According to Lendingtree, the average US household has at least one type of debt amounting to an average of about $144,100 in 2018. Personal loans are the fastest growing loan types in the U.S., increasing by more than 13% in the last year. Through 2019 personal loans are expected to grow another 20%. These figures are quite daunting.
What is Debt Consolidation?
Debt consolidation takes multiple debt payments and rolls them into one single outstanding payment. All high-interest debts, such as loans and credit card bills, are combined together. This organizes the payments and may allow a lower interest rate or length of time to be paid back. We know this can work if the consumer has a good credit score and plans on actually making the payments. It is also imperative that the consumer keeps all further debt in check.
- Obtain a fixed-rate consolidation loan. The consumer then uses the money from the loan to pay back debts. The loan is paid back in monthly installments over a set period of time.
- Get a low interest or 0% interest balance transfer credit card. All of the consumer debt is transferred onto the low interest credit card. The balance on the credit card is then paid according to the agreed upon plan. Again, all payments must be made on-time.
- Home equity loan when the consumer owns their own home. A home equity loan is a lump sum with a fixed interest rate. What this means for the consumer is that they will be paying more than the minimum payment to lower the principle and to make a big dent in the overall amount of debt.
- 401k loans can also be used. If you have enough accumulated in a 401k, this may be helpful. Although this should not be the consumers first choice as a means of consolidation, it is possible. The danger arises when the consumer can’t repay in totality, because they will be left with more debt and less retirement money. 401k loans usually have a due date of 5 years.
- Unsecured personal loan from local credit union or bank. To have the option of an unsecured personal loan, your credit score must be good. Unfortunately, many consumers who are in debt do not have fair credit scores.
There are drawbacks to debt consolidation loans that must be discussed with your customers.
- You can fall back into debt easily. If they feel comfortable with their debt, they may feel like they have options to creating more of it. Whether that be through credit cards, personal loans, or something else, this just creates more issues down the road. The main problem is that when consumers enter into a debt consolidation loan they feel that they are in the clear and end up spending money again. This can just lead to them getting right back into debt and not realizing it until it’s too late. Delinquency will be harmful to both the credit scores and credit reports.

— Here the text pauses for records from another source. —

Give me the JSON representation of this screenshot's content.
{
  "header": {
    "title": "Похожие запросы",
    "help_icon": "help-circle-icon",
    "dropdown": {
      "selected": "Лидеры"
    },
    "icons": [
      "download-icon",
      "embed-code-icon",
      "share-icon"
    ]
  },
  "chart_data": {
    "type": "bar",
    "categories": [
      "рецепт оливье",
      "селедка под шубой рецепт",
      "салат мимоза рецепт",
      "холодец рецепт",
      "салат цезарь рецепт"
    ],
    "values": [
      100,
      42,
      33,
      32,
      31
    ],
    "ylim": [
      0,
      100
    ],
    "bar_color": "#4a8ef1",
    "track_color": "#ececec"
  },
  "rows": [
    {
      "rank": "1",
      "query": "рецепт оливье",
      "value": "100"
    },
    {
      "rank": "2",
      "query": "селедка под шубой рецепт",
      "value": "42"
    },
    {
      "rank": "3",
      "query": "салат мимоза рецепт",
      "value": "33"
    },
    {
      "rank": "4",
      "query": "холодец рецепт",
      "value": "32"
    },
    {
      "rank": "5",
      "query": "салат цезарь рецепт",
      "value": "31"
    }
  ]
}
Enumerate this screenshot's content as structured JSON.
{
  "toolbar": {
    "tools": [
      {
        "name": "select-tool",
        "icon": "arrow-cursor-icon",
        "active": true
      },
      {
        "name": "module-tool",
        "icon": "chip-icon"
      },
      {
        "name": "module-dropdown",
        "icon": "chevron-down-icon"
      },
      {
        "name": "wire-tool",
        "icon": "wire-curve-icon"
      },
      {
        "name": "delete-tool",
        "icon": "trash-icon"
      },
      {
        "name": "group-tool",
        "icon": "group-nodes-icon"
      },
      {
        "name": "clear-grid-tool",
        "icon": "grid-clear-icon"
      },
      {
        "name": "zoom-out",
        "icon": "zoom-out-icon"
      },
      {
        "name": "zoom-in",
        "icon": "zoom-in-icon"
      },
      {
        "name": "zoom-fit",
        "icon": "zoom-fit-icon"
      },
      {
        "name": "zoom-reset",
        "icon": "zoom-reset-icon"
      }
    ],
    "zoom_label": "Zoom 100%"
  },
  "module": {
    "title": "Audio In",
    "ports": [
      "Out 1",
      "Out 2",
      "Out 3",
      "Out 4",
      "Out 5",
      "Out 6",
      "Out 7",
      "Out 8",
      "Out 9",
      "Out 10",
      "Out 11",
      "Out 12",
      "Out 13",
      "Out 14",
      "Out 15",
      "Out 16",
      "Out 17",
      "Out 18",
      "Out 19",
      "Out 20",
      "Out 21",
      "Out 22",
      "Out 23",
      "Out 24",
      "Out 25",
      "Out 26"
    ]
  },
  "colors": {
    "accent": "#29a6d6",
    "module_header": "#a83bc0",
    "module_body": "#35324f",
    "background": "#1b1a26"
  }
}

- It may take longer to pay off debt. Depending on the loan terms that are agreed upon, the amount of time to finish off the debt may take more time.
- Unsecured loans will have higher interest rates and the consumer could be paying close to what the principle of the loan is.
- The consumer credit score may go down once the debt consolidation loan is agreed upon. The number of points that the credit score will drop will depend on the type of loan or program that is entered into.
Credit repair is a very important tool for consumers if used properly. All debt consolidation loans should be paid back on time for this tactic to be effective.
What is Debt Settlement?
Debt settlement is when a lender agrees to accept a lower amount than the bill actually is. For instance, if a consumer owes a $500 bill, the debt settlement may be agreed on a payment of $300 if this can be paid faster. If you are in the business of helping consumers with debt settlement it can be very helpful to those who owe large amounts of money. Often, consumers who are in debt do not know the first steps towards settling their debt. This is where your expertise comes in handy. Be knowledgeable, helpful, and straightforward so that you can help each customer with their debt-related battles.
When it comes to debt consolidation and debt settlement there are a few major differences. And it may be a part of your job to convey this to your customers with recommendations on how to proceed with their debt.
Beginning Your Business in Debt Consolidation
Beginning this type of business does not take a lot of overhead and you have the ability to work the hours that you choose but be aware of the hurdles that you may face. Debt consolidation is not a traditional business in the eyes of many banking institutions. This means that when finalizing your business online, securing a debt consolidation merchant account to process card payments will be difficult. Basically, you require high risk credit card processing to proceed, rather than traditional solutions. Unfortunately, this is a necessary step to running your business. Take the time to research a payment processor that can connect you with appropriate banks and get you set up with a merchant account easily.
If you are in the process of starting your debt consolidation or settlement business then you will be in the industry of helping others. Financial literacy is a huge aspect of many people’s lives. This type of work can be both personally and financially rewarding.